On my last night in Costa Rica, I was back in San Jose, so I went out for a nice dinner and strolled the streets for a while. I heard Led Zeppelin playing from a jukebox in a place called "The Nashville Bar," so I stopped in for a cervesa.

I didn't take a good sip of my beer before I had TWO Costa Rican wimmen draped all over me. They were more than friendly, and their wandering hands discovered my ever semi-erect bionic Roscoe right away. I had a few colones in my pocket that I needed to get rid of before I left the country, so I bought both chicas bonitas a drink. I received a glimpse of their titas in return.

I don't know what's wrong with me anymore.

In the old days, every brain cell I had would have run straight to my dick and I would have wandered off into the night with those wimmen. Hell, the thought of being robbed or having my throat cut in some dark alley never would have occurred to me. If they were hookers, I had plenty of money to pay them. If they were just looking for sport, I could accomodate both.

But I really wasn't interested.

I bought them a drink, gave them both a cigarette, thanked them for their company and walked out of that bar. I went to a nearby park and sat on a bench next to a big fountain. I wondered what the hell has become of me.

I never thought I would EVER say this, but sex just isn't that important to me anymore. I've cut a large swath in my life. I've had lots of wimmen in my bed. I've had cheap sex, one-night stands, expensive sex, group-gropes and just about everything else you can imagine. I cannot recall the names or the faces of half the wimmen I've had sex with.

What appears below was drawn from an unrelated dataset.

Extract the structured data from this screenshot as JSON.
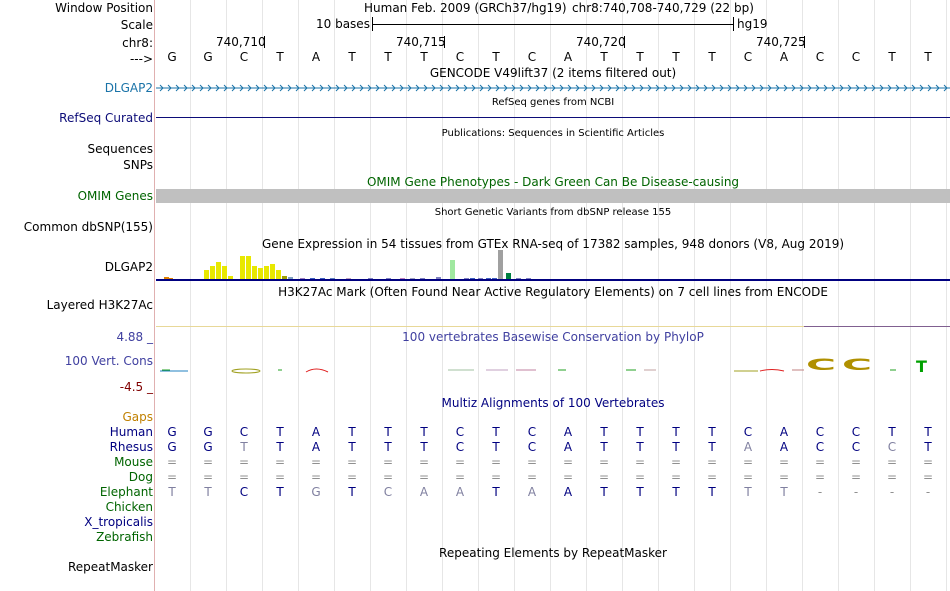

Once, I considered myself to be quite a swordsman. Now, looking at where that kind of behavior landed me, I'm not very proud of myself. I don't want to do that shit anymore. I should have either gotten laid or robbed that night, but I ended up sitting on a park bench and thinking about life. After I was finished with my deep thoughts, I walked back to my hotel and went to bed.

I had a plane to catch the next day.